The vote was 97-0 for the bipartisan bill, lifted by a rising tide of unease over a string of corporate accounting scandals that have shattered Americans’ confidence in business and the markets and threatened the fragile economic recovery.

“It is high time we call corporate executives on the carpet and hold them responsible,” Sen. Max Cleland, D-Ga., declared on the Senate floor before the vote.

Sen. Charles Grassley, R-Iowa, denounced “the crooks running these corporations.”

As the Senate neared passage of the legislation after nearly a week of debate and votes on amendments, President Bush told business leaders, “We intend to hold people accountable.”

“We can’t pass a law that says, ‘You will be honest,”‘ the president said in a speech at the University of Alabama at Birmingham. “We can pass laws that say, ‘If you’re not honest we’ll get you.”‘

Bush urged Congress to get him a bill to sign before adjourning for its summer recess. Congressional leaders indicated they would try to do that.

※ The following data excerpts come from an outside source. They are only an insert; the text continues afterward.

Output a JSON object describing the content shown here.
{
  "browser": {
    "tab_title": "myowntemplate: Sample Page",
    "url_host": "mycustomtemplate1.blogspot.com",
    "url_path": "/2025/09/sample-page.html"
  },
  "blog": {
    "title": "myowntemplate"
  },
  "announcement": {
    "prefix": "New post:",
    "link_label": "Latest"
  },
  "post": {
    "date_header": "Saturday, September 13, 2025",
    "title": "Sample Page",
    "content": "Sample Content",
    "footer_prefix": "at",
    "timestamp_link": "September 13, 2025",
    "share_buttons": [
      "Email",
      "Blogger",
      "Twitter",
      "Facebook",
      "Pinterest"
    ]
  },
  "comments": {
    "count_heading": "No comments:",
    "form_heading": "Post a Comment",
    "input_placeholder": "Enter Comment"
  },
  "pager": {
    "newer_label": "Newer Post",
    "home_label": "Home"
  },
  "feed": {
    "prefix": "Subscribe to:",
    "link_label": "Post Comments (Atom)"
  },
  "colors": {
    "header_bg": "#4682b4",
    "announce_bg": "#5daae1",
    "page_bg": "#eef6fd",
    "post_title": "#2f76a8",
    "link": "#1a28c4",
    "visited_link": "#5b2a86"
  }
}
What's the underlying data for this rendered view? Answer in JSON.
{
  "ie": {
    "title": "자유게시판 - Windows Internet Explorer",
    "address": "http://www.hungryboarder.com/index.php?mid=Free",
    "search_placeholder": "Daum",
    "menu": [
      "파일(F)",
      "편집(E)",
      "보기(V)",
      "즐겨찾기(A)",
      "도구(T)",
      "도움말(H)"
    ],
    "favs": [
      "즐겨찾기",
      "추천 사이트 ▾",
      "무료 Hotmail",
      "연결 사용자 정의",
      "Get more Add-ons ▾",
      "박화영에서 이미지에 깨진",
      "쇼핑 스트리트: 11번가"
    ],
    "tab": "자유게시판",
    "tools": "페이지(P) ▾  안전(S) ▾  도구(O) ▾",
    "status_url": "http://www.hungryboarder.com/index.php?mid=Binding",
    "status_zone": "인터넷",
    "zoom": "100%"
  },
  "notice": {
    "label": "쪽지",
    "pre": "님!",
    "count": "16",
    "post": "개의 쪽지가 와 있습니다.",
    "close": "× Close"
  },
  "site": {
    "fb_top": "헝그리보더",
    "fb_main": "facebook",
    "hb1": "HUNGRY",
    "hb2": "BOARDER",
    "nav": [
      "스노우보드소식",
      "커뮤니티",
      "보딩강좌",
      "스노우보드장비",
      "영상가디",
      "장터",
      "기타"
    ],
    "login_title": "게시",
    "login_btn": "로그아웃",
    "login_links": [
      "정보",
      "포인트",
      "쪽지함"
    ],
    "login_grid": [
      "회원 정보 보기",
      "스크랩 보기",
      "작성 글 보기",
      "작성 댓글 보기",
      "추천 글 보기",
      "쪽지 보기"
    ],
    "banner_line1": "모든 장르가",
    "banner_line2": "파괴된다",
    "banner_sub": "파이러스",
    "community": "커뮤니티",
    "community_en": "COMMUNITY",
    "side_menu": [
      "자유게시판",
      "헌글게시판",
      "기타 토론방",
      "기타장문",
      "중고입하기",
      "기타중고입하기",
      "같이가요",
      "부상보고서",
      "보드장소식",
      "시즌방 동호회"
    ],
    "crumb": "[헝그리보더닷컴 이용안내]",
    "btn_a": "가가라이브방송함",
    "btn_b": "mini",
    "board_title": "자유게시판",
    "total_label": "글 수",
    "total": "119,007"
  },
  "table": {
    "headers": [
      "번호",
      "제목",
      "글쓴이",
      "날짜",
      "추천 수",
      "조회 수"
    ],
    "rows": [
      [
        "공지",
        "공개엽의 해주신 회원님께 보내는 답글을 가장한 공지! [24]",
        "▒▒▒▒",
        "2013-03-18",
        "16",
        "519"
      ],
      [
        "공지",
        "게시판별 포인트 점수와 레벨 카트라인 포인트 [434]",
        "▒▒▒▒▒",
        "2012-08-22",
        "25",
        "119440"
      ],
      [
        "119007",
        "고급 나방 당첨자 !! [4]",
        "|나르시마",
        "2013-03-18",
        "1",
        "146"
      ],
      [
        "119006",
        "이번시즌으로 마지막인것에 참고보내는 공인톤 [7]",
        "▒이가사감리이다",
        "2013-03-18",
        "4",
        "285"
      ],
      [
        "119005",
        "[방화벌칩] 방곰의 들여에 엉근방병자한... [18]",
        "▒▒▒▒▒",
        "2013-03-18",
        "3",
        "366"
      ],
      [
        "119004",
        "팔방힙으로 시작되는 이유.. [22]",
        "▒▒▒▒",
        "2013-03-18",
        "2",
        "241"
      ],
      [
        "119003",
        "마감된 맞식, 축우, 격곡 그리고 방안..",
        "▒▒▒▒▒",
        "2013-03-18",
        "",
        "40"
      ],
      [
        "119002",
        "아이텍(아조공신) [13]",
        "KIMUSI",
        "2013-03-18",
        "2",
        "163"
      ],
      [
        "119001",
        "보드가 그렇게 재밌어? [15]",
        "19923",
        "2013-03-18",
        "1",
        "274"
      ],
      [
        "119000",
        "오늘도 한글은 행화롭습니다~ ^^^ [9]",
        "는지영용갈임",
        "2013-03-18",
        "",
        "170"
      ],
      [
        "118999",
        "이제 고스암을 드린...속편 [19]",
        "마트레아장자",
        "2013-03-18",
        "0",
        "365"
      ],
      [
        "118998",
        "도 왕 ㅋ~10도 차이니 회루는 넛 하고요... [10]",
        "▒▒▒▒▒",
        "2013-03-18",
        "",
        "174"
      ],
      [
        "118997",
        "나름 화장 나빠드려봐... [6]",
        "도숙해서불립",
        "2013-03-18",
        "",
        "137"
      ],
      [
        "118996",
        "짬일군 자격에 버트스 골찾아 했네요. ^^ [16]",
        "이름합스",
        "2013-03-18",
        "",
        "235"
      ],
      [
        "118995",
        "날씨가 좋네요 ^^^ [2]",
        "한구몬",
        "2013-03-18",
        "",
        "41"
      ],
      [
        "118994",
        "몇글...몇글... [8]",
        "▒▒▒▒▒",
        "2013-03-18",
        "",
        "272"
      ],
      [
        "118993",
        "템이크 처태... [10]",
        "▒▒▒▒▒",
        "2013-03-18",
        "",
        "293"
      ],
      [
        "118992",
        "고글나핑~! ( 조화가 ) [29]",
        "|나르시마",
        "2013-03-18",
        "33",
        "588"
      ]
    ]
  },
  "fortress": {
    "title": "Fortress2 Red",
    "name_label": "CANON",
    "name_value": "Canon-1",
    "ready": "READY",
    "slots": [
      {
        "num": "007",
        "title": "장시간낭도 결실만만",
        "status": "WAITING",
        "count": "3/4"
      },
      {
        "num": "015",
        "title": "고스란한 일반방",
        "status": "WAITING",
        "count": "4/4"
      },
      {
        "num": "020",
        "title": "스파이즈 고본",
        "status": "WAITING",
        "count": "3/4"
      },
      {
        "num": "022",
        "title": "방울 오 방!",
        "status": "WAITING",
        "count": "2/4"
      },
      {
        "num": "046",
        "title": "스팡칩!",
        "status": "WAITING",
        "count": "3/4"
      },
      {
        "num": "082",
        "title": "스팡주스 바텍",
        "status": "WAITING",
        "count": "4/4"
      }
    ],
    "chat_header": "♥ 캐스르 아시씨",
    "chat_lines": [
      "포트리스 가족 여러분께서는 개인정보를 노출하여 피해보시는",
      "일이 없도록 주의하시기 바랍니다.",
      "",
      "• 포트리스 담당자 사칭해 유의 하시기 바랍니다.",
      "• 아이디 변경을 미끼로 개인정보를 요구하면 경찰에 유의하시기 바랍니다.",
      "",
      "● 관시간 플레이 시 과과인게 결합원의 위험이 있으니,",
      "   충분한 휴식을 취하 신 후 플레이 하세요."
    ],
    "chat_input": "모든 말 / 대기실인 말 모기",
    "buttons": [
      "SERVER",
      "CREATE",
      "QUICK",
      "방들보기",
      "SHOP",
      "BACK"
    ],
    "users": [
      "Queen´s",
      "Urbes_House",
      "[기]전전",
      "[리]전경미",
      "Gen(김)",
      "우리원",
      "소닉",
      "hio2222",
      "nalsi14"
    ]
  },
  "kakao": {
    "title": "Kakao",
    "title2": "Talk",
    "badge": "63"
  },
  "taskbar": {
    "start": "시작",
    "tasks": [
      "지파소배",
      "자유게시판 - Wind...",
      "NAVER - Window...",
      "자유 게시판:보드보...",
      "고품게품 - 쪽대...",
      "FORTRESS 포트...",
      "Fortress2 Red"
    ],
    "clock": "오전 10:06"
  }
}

In a show of bipartisanship, a spokesman for House Speaker Dennis Hastert, R-Ill., said lawmakers would try to begin today resolving differences between the bill in the Democratic-controlled Senate and a version passed in April by the GOP-led House. The House measure is widely considered weaker, because it lacks penalties for corporate fraud and does not go as far toward reining in accountants.

“That’s something that we’re going to try to aim for,” said the Hastert spokesman, John Feehery.

In rare shows of unanimity, senators voted last week to add a series of new penalties, including 10-year prison terms for securities fraud. Chief executive officers and chief financial officers who certified false company financial reports would be slapped with prison terms of five to 10 years and fines of $500,000 to $1 million.